Learning to Paper Piece
Okay, for those of you who want to learn paper piecing, but are as stumped as I was when I first tried to learn, here is a step by step tutorial to help you figure it out.
This is what we’re making:
It’s a fancy mushroom, to go with the patterns I’ll be posting in the next 2 tutorials.
Print out 3 – One to cut your pieces from, one to sew, one to follow as your guide.
First, cut out your pieces. Make sure your fabric is right side down, as the finished block will be the opposite of the pattern (doesn’t matter for this particular pattern though)
ALSO – add at least 1/4″ seam allowance around every piece. Better still make it a 1/2″ just to be on the safe side. (I’m lazy when cutting, I often just eyeball it so having the extra wiggle room saves my butt from having to cut another piece. This is where all of those beautiful scrap pieces of fabric that are too small to do any substantial project come into play Yippie! 😀
oh yeah, a little side note: I really wanted to use that dark brown fabric, but only had itty bits of it. So I sewed them together to make a piece large enough for the stem of the mushroom. This stuff never gets noticed in pieced pieces.
Alright, now take your pattern and lay it face down on the table:
Take piece #1 and lay it on top of the pattern, right side up:
Right, ok so how the heck can I tell if it’s in the right spot?
The dang pattern’s upside down….
So, now we tack that first piece down. You can either pin it to the paper, or sew it on. For this first piece ONLY, sew a line a little ways into the section for piece #2, but still catching the fabric. Oh, you need to flip the whole thing over, so your fabric is laying under the pattern, which is now right side up and in your sewing machine.
BIG NOTE: set your stitch length a bit shorter than usual to help perforate the paper so it tears out easily. Except when working a complex pattern with a bunch of small pieces. You really don’t want those bits of paper falling out before you’re ready.
Here’s how this step looks when you’re done:
Now, take piece #2, and lay it right side down on top of piece #1, and line up the seam allowance above the stitching line on the pattern… Um..what??
Ok, take a look see:
Hold it up to the light if you need to. For complex patterns with small pieces I usually pin my pieces down so they don’t shift when I flip the pattern over to sew.
Now sew the line between piece #1 and piece #2:
NOTE: Be really accurate, sew exactly on the line, start and stop exactly where the line does. This will help keep the finished block looking like it supposed to. Trust me, I learned the exceedingly frustrating way.
Flip and press your seam. Now I switched the iron over to my left hand so I could take the picture with my right. THIS IRON PLACEMENT IS WRONG. Always start on the base fabric, and slide the iron over onto the new piece.
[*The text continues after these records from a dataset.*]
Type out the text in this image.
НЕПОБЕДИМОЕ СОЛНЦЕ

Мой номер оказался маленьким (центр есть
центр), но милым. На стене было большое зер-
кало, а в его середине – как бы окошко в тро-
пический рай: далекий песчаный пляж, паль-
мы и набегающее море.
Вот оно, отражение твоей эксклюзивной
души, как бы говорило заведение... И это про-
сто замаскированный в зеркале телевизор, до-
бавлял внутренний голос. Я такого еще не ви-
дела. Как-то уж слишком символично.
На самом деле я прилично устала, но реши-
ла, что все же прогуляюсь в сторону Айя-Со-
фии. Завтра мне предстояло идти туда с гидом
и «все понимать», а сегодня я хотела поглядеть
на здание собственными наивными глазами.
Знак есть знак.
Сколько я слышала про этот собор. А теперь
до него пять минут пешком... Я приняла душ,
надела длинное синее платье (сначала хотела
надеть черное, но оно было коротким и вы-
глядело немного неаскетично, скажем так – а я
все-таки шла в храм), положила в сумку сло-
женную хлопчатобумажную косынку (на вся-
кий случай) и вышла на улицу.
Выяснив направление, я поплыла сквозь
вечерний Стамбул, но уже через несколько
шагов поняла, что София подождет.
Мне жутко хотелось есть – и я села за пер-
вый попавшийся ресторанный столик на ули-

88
This keeps the seams ironed nicely and your pieces fitting properly over the pattern.
Ok, so now where are we… ah right, place piece number 3 face down on top of piece number two lining up the edges. Hmm, need to check the placement?
Flip ‘er over and sew the line between #2 and #3:
Then flip it over again, and press your seam..the proper way not this weird way:
Okay, getting the idea? So now line up piece #4:
Don’t forget to put that sucker FACE DOWN. I’ve mucked that part up sooo many times. The seam ripper is my friend.
Stitching piece #4 here:
Hey, were nearly done!
Ok, so now I’m sure you can do piece #5 on your own. *wildly cheering you on*
But just in case, here’s piece #6 going down (which is essentially the same as #5):
….and getting sewn:
Press that puppy and look! The sewings all done 😀
So, while you have those lovely straight edges of your pattern still attached, trim your seams to keep a good 1/4″ seam allowance.
Now comes the fun part, tearing out the paper! Now it sometimes helps to crease the paper first and tear slowly. Some people also spray the paper lightly with a water bottle. You really don’t want to tear out your beautiful stitching as well.
And whaddaya know, you’re all done. Easy as pie!